Manufacturing, which has held up fairly well during the downturn, even took a hit. Total factory wages dropped by 13% in the second quarter as manufacturing jobs fell by 17% in April. By June, though, employment was down just 7% and preliminary job data from November indicated that factory jobs are now up by 2% from a year ago.

Warehouse workers – who benefit from online orders and the uptick in grocery shopping – also have fared fairly well during the pandemic. Total wages in the wholesale trade sector actually rose by 6% in the second quarter in a sector where job losses were about half as severe as the overall economy.

More low-paying jobs vanish

While the total amount of wages is way down, the average weekly wage earned by the workers who kept their jobs jumped by 12.4% during the second quarter to an all-time high of $1,086.

How does the average weekly wage soar while total earnings are dropping?
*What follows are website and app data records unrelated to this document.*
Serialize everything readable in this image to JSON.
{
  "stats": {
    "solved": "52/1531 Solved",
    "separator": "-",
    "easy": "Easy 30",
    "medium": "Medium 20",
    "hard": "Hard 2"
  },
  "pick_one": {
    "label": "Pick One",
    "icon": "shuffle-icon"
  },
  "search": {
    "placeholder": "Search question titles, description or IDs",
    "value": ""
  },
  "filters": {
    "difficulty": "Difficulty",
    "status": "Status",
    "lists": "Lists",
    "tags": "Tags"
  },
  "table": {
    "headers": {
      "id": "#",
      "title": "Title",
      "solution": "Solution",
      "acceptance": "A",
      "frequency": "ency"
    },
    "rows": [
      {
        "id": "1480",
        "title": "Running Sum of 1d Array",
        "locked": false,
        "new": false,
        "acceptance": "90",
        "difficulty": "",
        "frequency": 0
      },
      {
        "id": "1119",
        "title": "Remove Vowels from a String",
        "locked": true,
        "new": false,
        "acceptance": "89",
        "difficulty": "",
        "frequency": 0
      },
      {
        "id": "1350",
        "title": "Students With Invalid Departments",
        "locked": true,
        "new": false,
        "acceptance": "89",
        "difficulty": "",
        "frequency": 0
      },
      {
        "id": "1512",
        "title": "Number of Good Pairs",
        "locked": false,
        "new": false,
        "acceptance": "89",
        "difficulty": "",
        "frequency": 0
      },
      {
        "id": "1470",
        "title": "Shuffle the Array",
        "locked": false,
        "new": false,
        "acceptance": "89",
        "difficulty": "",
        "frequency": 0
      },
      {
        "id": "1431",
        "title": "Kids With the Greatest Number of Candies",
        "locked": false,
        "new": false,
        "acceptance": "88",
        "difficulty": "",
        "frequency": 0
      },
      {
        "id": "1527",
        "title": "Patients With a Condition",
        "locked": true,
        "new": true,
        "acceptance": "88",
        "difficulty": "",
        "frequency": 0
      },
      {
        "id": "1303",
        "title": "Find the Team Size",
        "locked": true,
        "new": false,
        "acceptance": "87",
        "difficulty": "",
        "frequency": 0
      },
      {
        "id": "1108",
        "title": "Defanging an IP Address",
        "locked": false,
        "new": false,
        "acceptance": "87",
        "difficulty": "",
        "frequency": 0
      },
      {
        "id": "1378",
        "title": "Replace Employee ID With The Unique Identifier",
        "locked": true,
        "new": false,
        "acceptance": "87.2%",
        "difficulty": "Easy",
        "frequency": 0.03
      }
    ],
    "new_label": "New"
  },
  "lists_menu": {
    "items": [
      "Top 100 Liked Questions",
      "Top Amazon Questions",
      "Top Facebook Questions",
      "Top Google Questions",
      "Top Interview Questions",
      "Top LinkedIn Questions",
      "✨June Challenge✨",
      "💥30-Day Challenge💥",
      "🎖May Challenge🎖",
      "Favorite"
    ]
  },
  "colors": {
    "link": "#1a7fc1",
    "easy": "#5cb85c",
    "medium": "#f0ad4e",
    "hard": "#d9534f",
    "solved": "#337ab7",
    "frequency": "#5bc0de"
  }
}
The job losses eliminated more low-paying jobs than higher-paying jobs, economists said, pushing the average wage higher.

The wage data also is influenced by how many hours someone works, so if a company cuts staff but the remaining workers pick up extra hours, it pushes the average weekly wage higher. That – and the early trend to give front-line workers temporary pay increases – helped push up average weekly wages by 20% for leisure and hospitality workers and by 12% for retail employees.

“With those middle-income jobs, we’re holding our own,” Floss said. “We’re just not coming back in areas like retail and leisure and hospitality.”